The Bibb County school system has reached a settlement with its former chief financial officer, who sued the system after he was demoted in December.
The school board agreed in a 6-2 vote to reinstate Collier as CFO and pay him $100,000. Board member Lester Miller made the motion to settle the case, and the board debated the issue for about 40 minutes.
Board members Ella Carter and Tom Hudson opposed the agreement. Hudson said the school system should have kept fighting the case in court.
This one lawsuit has changed the course of this district, Hudson said. It has caused us to lose a superintendent. We have lost just about every cabinet member that was part of that.
In his lawsuit, Collier alleged he was demoted and punished after asking questions related to the Macon Promise Neighborhood program. He initially refused to write to a nonprofit a $1 million check -- ordered by former school Superintendent Romain Dallemand -- that Collier thought might be illegal. An invoice did not say what the payment was for, and state law limits how school money can be spent.
Under the settlement, Collier agrees to dismiss his lawsuit and release the school system from any further liability. Collier already has signed the settlement, which says the $100,000 includes payment for personal injuries including anxiety, humiliation, pain and suffering, embarrassment, mental anguish and severe emotional distress.
In the lawsuit, Collier sought reinstatement as chief financial officer, attorneys fees, court costs and other damages. His salary -- $130,000 a year -- remained unchanged during the conflict.
In his whistle-blower suit, Collier contended that Dallemand pressured him to pay the $1 million invoice a week before a lease agreement had been signed for the Macon Promise Center on Anthony Road.
In its response to Colliers suit, the school system said it removed Collier from his CFO position for legitimate, non-retaliatory reasons, and it accused him of lying about being punished. Collier initially was made administrator on special assignment, then later named director of capital assets. A job description wasnt created for the new position until weeks later.

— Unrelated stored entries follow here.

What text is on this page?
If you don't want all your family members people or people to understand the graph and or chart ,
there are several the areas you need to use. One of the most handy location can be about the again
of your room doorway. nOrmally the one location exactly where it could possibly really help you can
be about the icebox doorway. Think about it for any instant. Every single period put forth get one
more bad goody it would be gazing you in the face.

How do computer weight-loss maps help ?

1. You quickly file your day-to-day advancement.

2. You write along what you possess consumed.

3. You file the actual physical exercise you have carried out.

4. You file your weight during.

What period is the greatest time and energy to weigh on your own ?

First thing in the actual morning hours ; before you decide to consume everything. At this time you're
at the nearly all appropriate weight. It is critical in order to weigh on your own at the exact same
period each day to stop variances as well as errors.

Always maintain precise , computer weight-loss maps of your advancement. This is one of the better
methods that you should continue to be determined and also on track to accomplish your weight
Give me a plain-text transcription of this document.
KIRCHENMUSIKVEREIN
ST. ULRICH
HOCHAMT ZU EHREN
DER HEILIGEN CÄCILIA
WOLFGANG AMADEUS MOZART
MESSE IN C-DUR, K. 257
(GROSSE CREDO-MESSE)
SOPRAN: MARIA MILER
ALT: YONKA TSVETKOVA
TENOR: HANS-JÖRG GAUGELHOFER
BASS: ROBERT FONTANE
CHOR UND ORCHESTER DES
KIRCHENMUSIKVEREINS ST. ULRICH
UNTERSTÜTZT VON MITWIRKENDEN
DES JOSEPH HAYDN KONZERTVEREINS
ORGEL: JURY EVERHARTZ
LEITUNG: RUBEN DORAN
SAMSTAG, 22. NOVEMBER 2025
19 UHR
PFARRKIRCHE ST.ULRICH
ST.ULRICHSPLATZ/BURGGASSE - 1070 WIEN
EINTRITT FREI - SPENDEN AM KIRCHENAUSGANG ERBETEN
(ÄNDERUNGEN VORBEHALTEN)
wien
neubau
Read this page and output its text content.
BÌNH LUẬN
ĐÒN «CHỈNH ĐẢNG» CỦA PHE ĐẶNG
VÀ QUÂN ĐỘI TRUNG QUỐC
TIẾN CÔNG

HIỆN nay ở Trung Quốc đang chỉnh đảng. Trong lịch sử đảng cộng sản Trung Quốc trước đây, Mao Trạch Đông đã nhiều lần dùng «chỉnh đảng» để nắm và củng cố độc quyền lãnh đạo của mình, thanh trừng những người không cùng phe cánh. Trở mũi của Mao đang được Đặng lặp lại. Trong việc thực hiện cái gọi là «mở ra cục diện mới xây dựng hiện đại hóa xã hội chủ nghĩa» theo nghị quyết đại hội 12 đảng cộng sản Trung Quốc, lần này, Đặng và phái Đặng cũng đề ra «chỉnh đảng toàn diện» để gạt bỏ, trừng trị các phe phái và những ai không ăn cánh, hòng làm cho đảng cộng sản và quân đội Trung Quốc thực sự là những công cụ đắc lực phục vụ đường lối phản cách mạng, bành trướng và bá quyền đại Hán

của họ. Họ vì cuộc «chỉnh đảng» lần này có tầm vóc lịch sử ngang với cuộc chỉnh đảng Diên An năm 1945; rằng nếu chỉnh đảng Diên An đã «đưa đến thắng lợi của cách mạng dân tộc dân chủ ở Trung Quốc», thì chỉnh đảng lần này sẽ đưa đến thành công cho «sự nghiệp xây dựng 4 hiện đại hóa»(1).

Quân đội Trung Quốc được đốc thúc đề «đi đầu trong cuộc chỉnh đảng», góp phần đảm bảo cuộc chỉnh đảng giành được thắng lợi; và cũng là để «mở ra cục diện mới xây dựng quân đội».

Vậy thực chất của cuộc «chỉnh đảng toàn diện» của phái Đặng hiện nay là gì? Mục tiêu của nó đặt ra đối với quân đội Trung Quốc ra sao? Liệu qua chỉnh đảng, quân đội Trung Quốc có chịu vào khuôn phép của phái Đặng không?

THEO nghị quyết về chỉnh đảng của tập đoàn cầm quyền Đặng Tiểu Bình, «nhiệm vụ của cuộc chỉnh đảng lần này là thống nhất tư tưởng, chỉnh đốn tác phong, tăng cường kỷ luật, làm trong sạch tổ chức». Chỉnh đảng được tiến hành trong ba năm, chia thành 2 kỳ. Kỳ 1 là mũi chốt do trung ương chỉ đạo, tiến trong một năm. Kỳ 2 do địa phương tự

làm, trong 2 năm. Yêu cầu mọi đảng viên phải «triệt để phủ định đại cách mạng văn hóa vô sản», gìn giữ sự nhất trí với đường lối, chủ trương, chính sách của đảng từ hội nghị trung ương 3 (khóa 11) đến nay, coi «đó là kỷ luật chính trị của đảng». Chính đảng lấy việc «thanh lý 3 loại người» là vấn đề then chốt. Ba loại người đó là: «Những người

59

The settlement says Collier will be paid by Friday and that he will dismiss the lawsuit no later than next week.
The agreement also blocks both sides from making any disclosure of any kind to any person, entity, or organization concerning the terms of the agreement, including the facts of the case.
Included in the agreement, however, is a statement that says, in part, that now that this matter has been resolved, the School District and Mr. Collier look forward to working together and providing the students of Bibb County with the best education possible. In order to do so, the School District and Mr. Collier believe that it is the best interest of all concerned for this matter to be put behind them.
The $1 million payment for the Macon Promise Center was ultimately paid after the school board approved paperwork saying it was covering renovation costs at the Macon Promise Center, which will host many of the programs of the Macon Promise Neighborhood effort. The center, in the former Ballard-Hudson Middle School, is not being used by the school system. Rent payments began in April.
Colliers efforts to get injunctions against rent payments and repairs were rejected when a judge said the Promise Center lease agreement supported a bond issue that couldnt legally be challenged because it already had been validated by a court.
Colliers lawsuit was one of the highest-profile legal legacies of Dallemands administration. A lawsuit by former school board President Gary Bechtel, alleging Dallemand released his sons personal information deliberately, is still pending.
Hudson told reporters the school system has now wrongly focused on settling lawsuits and bringing new people aboard. Dallemand himself was bought out of his months-old contract for $350,000.
Asked whether Collier was properly demoted, Hudson said he didnt consider a job change at the same pay to be a demotion. Asked whether Dallemand had properly changed Colliers job, Hudson said only, that was within his prerogative.
Board President Wanda West also wouldnt say whether Collier was properly demoted.
The majority of the board has agreed to move on, she said.